Initiële en huidige indicaties
Stand van zaken over werkzaamheid en veiligheid
Plaatsbepaling van het BCFI
Alogliptine (Vipidia®): hoofdstuk 5.1.7.
Het BCFI is van oordeel dat alogliptine, een "me-too" binnen zijn klasse, geen meerwaarde biedt ten opzichte van de andere gliptinen. Gegevens die een voordeel van de gliptinen aantonen op klinische eindpunten bij diabetes (waaronder de cardiovasculaire en renale complicaties) ontbreken. Hierdoor is een duidelijke plaatsbepaling voor de gliptinen op dit ogenblik niet mogelijk. Wanneer de patiënt onvoldoende onder controle is met dieet- en levensstijlmaatregelen en metformine alleen, stellen de meeste richtlijnen een bitherapie voor van metformine, geassocieerd aan een ander antidiabeticum. Hierbij heeft men de keuze tussen verschillende moleculen, waaronder de gliptinen. Deze keuze wordt vooral bepaald op geleide van het profiel van de patiënt en het verschil in ongewenste effecten tussen de verschillende klassen.

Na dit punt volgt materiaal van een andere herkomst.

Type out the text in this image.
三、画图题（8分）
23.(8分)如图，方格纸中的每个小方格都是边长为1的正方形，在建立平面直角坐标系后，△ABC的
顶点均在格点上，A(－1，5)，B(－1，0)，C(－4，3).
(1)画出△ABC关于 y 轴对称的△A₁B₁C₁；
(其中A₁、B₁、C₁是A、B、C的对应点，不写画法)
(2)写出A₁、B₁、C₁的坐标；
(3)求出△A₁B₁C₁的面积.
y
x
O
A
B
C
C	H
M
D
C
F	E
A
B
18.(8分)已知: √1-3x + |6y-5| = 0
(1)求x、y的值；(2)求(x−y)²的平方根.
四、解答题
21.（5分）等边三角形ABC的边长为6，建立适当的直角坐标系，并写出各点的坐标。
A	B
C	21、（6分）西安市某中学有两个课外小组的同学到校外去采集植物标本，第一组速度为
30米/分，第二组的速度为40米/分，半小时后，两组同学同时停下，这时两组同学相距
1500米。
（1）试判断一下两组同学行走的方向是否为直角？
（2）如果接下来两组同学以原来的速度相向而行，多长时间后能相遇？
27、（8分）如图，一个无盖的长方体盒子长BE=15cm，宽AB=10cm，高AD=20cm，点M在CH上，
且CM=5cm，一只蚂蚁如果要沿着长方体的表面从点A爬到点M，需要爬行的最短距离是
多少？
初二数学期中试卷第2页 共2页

Initiële en huidige indicaties
Stand van zaken over werkzaamheid en veiligheid
Canagliflozine (Invokana®): hoofdstuk 5.1.8.
Het is moeilijk om de precieze plaats van canagliflozine binnen de klasse van de gliflozinen te bepalen. Canagliflozine is als enige molecule bewezen doeltreffend voor diabetische nefropathie bij diabetespatiënten met macro-albuminurie (zie Folia oktober 2019), maar houdt ook het meest uitgesproken risico in van amputatie (zie Folia augustus 2017 en Folia juni 2020). De bemoedigende voordelen die zijn gezien met de gliflozinen (cardiovasculair en renaal voordeel) bij hoogrisicopopulaties mogen de potentieel ernstige risico's van deze klasse niet uit het oog doen verliezen (amputatie, ketoacidose, gangreen van Fournier, hypovolemie). Bovendien werd het cardiovasculaire voordeel van de gliflozinen niet gezien bij populaties zonder antecedenten van cardiovasculaire events (zie Folia maart 2019). De plaats van de gliflozinen bij diabetes moet de komende jaren nog nader bepaald worden. De heel beperkte gebruikservaring laat een volledige evaluatie van een behandeling die levenslang moet worden genomen, nog niet toe.
Initiële en huidige indicaties
Stand van zaken over werkzaamheid
Stand van zaken over veiligheid
Plaatsbepaling en advies van het BCFI
Cimicifuga racemosa (Donafyta Meno®): hoofdstuk 6.3.7.
Het BCFI blijft van oordeel dat Cimicifuga racemosa, voorgesteld voor de behandeling van klachten te wijten aan de menopauze, niet aan te bevelen is. De evidentie van werkzaamheid is beperkt. Een meta-analyse (2016; n = 501)1 laat nog steeds niet toe te concluderen dat Cimicifuga racemosa werkzamer is dan placebo bij de behandeling van warmte-opwellingen te wijten aan de menopauze. Bovendien heeft het Europees geneesmiddelenbureau (EMA) gewezen op een risico van ernstige leverschade, allergische reacties en gastro-intestinale stoornissen.2,3 De risico-batenverhouding van Cimicifuga racemosa is daarom ongunstig.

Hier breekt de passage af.